Da qualche settimana l’andamento delle borse ha smesso di occupare le prime pagine dei giornali e i servizi di apertura dei principali TG; più che a un miglioramento della situazione, il venir meno dell’attenzione dei media è imputabile alla noia che susciterebbe il dover raccontare ancora una volta l’ennesimo calo sensazionale dei mercati.
Finora infatti non è emerso alcun elemento che possa far cambiare la rotta o che riesca a mutare le prospettive degli investitori, anzi negli ultimi giorni una lunga striscia di dati macroeconomici negativi ha confortato le previsioni pessimistiche degli operatori.
Tra i più recenti spiccano il maggiore calo mensile degli occupati nel settore privato Usa degli ultimi sette anni e il maggior calo della produttività dal 1987 del settore manifatturiero (ancora negli Usa). Da questa parte dell’oceano si segnalano il crollo della fiducia di consumatori e imprese che settimana scorsa hanno dato un segnale inequivocabile ai mercati.
Per quanto riguarda il 2008 l’unico mistero che si attende di svelare è l’andamento delle vendite natalizie (non ci facciamo illusioni), mentre il quarto trimestre ci consegnerà dati molto negativi sull’andamento degli ordini e del fatturato delle imprese. In questo momento il grande interrogativo è quanto tempo occorrerà per uscire dalla crisi, in particolare per quanti mesi del 2009 si dovrà stare col fiato sospeso prima di vedere i primi segnali di inversione.
La convinzione profonda che almeno i primi sei mesi del 2009 saranno ancora di grande sofferenza per il settore produttivo rende impossibile qualsiasi miglioramento a breve delle quotazioni di borsa. L’attenzione dei mercati è dominata dall’evoluzione del quadro macroeconomico e non c’è spazio per considerazioni di altro tipo, tanto meno per la scelta di ritornare a investire in azioni o per decidere su quali settori o imprese scommettere.
Solo per rendere l’idea, uno dei tanti indicatori che si ritengono da sempre efficaci nel dipingere lo stato dell’economia, il livello dei noli (quanto si paga al giorno per affittare una nave che trasporta merci), è oggi ai minimi di sempre e il calo non sembra trovare fondo. Azzardare una previsione sul tempo che le borse impiegheranno per uscire dalle secche è equivalente a tentare di prevedere quando finirà la crisi economica. L’unica differenza riguarda l’abituale anticipo che le borse hanno (quattro o cinque mesi in media) rispetto alla reale inversione dell’economia.
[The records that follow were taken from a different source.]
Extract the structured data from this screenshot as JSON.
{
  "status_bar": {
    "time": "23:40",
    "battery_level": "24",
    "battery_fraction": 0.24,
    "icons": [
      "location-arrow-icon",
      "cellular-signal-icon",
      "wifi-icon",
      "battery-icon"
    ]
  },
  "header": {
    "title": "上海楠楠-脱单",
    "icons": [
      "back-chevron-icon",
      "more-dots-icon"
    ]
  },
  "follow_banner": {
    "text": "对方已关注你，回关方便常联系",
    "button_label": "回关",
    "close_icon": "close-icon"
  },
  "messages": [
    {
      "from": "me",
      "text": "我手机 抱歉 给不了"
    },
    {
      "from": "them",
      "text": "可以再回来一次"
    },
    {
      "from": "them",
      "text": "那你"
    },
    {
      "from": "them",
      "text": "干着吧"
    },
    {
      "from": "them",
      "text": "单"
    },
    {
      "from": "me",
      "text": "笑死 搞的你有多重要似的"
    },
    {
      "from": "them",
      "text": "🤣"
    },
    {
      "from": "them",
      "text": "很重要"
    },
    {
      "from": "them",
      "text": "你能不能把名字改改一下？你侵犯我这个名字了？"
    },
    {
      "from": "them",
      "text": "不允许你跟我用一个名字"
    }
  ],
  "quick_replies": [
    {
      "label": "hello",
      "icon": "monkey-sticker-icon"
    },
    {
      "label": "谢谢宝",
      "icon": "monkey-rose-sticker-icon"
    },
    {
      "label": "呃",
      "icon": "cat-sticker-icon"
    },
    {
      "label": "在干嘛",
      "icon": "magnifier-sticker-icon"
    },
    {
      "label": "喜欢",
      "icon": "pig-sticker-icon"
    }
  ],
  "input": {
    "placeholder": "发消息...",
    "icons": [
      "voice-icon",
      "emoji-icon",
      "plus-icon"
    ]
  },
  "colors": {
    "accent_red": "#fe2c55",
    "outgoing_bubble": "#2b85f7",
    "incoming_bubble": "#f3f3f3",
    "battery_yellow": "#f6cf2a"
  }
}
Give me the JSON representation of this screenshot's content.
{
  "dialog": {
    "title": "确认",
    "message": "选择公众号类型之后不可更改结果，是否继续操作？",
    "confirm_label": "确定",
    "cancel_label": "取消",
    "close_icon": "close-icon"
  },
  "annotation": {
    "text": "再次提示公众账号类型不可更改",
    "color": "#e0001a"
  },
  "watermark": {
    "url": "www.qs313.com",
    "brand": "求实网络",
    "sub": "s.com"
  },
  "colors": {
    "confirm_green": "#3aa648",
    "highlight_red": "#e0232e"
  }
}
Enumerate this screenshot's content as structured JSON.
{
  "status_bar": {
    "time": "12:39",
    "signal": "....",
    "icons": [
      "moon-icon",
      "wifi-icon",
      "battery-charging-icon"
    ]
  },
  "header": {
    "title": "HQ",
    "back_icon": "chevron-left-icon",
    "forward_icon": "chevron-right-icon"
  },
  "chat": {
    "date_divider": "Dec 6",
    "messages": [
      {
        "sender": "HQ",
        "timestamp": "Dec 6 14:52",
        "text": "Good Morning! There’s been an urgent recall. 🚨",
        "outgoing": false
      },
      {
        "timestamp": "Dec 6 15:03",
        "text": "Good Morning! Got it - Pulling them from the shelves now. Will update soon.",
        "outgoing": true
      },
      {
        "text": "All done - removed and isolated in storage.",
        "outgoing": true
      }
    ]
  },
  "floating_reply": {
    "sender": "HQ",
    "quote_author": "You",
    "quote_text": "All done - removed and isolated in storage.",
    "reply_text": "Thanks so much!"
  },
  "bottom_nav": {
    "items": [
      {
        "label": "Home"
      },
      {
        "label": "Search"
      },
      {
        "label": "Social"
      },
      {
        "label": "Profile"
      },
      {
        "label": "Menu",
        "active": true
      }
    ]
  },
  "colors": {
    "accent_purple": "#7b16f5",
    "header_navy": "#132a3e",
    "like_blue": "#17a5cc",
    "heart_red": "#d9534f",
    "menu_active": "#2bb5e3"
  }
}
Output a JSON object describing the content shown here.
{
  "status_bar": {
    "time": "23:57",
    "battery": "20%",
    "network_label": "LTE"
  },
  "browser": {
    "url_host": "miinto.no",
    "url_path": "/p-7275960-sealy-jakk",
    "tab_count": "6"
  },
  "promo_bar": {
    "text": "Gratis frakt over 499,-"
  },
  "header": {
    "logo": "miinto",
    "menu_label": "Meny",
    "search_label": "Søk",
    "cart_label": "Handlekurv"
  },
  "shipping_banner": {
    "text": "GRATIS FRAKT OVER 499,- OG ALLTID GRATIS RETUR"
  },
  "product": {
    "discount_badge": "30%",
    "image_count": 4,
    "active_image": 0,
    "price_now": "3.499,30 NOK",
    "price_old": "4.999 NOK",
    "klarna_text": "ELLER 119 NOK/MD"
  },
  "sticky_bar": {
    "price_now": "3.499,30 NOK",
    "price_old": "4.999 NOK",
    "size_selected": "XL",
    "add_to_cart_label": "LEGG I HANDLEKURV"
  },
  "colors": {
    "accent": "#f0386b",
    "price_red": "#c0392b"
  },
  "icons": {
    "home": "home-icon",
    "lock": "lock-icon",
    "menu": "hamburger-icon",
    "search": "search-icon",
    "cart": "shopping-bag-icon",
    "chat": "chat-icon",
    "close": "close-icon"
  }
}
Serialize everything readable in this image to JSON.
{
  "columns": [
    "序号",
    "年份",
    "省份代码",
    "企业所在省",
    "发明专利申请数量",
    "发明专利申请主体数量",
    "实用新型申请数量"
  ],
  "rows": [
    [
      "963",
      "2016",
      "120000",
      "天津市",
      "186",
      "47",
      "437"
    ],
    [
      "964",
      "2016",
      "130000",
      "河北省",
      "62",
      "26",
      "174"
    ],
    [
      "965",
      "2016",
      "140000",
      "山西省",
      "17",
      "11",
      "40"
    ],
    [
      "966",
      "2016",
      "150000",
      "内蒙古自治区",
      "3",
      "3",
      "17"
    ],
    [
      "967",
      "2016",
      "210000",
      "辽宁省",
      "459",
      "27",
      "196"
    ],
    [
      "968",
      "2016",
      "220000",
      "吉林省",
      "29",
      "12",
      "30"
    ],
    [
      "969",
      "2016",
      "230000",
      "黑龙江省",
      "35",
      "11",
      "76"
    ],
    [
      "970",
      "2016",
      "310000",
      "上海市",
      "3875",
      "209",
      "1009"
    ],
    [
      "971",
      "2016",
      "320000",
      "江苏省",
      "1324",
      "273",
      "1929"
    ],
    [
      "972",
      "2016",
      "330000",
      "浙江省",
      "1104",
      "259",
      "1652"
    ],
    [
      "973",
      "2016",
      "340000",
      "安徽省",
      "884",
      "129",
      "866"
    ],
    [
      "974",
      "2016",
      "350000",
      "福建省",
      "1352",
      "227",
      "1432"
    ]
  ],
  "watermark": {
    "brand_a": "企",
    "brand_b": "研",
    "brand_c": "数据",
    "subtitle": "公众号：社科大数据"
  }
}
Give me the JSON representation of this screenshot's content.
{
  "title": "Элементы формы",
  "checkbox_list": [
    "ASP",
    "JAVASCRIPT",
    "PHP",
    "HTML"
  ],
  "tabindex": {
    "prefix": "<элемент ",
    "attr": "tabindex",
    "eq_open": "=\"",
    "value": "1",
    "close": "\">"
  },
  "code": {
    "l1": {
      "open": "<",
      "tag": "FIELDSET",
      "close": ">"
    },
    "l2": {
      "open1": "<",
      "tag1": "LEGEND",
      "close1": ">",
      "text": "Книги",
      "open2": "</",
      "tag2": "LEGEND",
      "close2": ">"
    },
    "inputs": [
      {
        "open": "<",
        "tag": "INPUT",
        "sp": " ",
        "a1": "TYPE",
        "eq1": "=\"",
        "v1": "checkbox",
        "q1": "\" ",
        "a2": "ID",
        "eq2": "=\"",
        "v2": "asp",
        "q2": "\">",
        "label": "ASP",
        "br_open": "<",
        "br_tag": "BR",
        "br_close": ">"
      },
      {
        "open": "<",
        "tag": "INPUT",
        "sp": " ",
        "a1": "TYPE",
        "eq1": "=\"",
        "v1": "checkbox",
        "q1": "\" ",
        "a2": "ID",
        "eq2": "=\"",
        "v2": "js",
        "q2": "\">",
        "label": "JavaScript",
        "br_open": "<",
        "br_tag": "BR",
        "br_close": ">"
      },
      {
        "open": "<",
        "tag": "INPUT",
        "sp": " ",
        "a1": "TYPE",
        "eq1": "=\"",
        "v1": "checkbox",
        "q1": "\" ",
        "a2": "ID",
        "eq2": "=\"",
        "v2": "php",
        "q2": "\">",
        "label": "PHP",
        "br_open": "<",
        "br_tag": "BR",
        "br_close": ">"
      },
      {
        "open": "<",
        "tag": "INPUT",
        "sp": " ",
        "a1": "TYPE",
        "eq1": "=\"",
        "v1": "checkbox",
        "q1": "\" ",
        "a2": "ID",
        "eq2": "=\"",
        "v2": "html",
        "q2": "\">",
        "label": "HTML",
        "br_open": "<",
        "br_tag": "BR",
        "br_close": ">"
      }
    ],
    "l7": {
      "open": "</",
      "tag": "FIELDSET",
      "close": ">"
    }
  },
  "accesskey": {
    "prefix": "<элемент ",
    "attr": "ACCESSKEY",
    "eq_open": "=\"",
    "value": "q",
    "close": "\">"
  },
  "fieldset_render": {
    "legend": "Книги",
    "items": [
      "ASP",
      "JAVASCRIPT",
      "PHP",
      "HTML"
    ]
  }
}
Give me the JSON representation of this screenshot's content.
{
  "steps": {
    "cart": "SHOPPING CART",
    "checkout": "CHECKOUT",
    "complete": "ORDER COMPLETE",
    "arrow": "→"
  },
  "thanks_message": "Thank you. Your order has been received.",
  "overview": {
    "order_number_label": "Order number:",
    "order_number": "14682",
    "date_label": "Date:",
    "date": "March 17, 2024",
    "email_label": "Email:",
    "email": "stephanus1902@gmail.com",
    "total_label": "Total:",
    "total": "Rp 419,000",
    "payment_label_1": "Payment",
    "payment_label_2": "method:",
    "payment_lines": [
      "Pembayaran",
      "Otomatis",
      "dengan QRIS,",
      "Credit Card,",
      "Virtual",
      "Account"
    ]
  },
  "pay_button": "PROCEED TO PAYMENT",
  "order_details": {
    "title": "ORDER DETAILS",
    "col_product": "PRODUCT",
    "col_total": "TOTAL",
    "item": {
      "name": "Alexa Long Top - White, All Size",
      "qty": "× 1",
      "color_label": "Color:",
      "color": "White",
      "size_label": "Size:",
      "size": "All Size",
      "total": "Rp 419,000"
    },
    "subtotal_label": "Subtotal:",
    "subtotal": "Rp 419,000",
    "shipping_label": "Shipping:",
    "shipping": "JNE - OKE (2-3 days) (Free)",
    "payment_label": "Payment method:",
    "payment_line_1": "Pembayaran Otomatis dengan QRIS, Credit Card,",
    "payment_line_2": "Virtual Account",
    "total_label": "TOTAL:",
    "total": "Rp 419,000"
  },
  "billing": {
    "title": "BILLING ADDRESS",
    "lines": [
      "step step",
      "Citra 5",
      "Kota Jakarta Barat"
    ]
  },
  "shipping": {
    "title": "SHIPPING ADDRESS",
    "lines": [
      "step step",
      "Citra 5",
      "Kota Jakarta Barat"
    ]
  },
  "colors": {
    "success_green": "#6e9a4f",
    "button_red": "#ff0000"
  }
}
Uno scenario tipo si può riassumere brevemente con alcune semplici considerazioni. Se la crisi non sarà apocalittica, e finora le azioni a tutela del sistema finanziario e gli sforzi dei Governi fanno ben sperare, avremo sei-nove mesi di recessione acuta mentre fino al primo trimestre 2010 non dovrebbero emergere significativi segnali di recupero. Finita questa via crucis l’economia dovrebbe rialzare la testa dopo che i mercati da alcuni mesi avranno già dato timidi segnali di risalita. Nel frattempo petrolio e tassi di interesse bassi dovrebbero almeno lenire le sofferenze delle famiglie e delle imprese.
Allo scenario tipo appena descritto (ovviamente quello che attrae il maggior numero di consensi e non per forza il più probabile), non si può aggiungere altrettanto facilmente una previsione su come cambierà il sistema economico dopo le riforme che verranno messe in atto. La giusta preoccupazione per la sopravvivenza rischia di mettere in secondo piano le conseguenze delle riforme che nei prossimi mesi verranno introdotte e che dureranno per lungo tempo.
A questo riguardo sembrano purtroppo poche le differenze tra i dibattiti degli economisti e le discussioni che regnano sui mercati, tutti quasi inevitabilmente concentrati sulla soluzione dei problemi più contingenti. Che tipo di banche vogliamo avere, quale sistema di tassazione è più efficace, su che settori e soggetti occorre investire sono le vere sfide di oggi tanto più che mai come ora è possibile cambiare in un senso o nell’altro le regole del gioco.